You own a retail chain consisting of 24 stores, 16 in Massachusetts and 8 in Mississippi. The recession and increases in wholesale prices are taxing your margins, so much so that you find it necessary to raise prices on core items, but are concerned about customer reaction. A strong believer in testing and intelligence, you decide to experiment with price elasticity before committing to company-wide change. You ask your clever BI staff to come up with a series of designs to test the impact of price changes, measuring pricing, volume, revenue and profit. Firm believers in ITS, they come back with the following for management discussion:
Though a nice starting point, you reject #1 as too simplistic.

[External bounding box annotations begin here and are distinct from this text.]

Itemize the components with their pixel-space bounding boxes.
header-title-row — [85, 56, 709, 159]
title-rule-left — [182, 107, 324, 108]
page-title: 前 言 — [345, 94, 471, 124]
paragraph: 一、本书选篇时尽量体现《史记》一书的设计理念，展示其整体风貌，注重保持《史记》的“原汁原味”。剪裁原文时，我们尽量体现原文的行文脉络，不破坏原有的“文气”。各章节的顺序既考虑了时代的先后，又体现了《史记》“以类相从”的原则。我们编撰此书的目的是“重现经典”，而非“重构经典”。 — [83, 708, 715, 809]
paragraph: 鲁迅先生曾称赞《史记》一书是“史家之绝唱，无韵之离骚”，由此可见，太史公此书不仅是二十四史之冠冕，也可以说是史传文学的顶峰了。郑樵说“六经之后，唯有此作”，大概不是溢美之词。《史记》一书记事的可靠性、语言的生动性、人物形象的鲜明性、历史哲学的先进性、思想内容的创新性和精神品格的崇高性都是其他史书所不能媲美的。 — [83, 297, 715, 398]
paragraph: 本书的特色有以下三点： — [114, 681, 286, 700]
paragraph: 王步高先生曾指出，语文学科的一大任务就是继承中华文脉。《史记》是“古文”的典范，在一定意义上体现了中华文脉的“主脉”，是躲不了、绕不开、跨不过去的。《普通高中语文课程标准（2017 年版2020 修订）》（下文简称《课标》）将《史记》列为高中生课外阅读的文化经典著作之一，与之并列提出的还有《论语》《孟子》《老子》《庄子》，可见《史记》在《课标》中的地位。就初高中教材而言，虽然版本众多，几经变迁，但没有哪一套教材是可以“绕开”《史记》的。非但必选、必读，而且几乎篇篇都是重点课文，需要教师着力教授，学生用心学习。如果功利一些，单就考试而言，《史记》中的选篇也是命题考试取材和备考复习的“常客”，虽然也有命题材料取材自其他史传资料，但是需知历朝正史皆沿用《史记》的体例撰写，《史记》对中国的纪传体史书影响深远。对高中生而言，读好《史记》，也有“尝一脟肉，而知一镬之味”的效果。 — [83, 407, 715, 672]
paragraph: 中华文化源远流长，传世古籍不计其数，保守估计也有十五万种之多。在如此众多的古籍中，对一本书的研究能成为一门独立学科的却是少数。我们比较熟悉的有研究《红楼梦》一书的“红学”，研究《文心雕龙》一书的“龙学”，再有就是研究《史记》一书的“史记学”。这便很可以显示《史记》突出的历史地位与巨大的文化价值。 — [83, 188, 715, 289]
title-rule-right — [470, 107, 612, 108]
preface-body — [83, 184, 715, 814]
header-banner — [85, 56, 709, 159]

With just single pre and post observations, it's too difficult to interpret change, to separate price responsiveness from history or maturation. And if the testing commences in a down market, there's always the possibility that business improves because of an uplifting economy that performance regresses to the mean independent of pricing changes. #2 is a better design, the multiple pre and post measures providing some protection against alternative explanations. #3 is better yet, especially if noted changes disappear when price changes are rescinded.
#4 introduces multiple group and is generally considered a desirable quasi-experiment. The challenge with this design is one of selection. The groups might represent stores in Massachusetts and Mississippi that serve fundamentally different populations. #5 promotes different flavors of intervention perhaps multiple pricing variations. #6 is a design that might best align with business needs, testing and learning in sequence. Finally, #7 is a personal favorite, combining multiple interventions with several groups, including a control. In our example, X1 and X2 might be two competing pricing models, with the first group a Massachusetts store, the second from Mississippi, and the control a store from each state. The multiple groups with control, in addition to multiple, sequenced interventions, should be able to handle many of the alternative explanations related to history, maturation, selection and regression to the mean.
I've presented just a sampling of the possibilities. Clever BI analysts can explore even more sophisticated designs that map to the climate of their enterprise. Two excellent sources on designs in general and Interrupted Time Series in particular are the comprehensive text by Shadish, Cook and Campbell, and the clearly-written introductory article by Glass.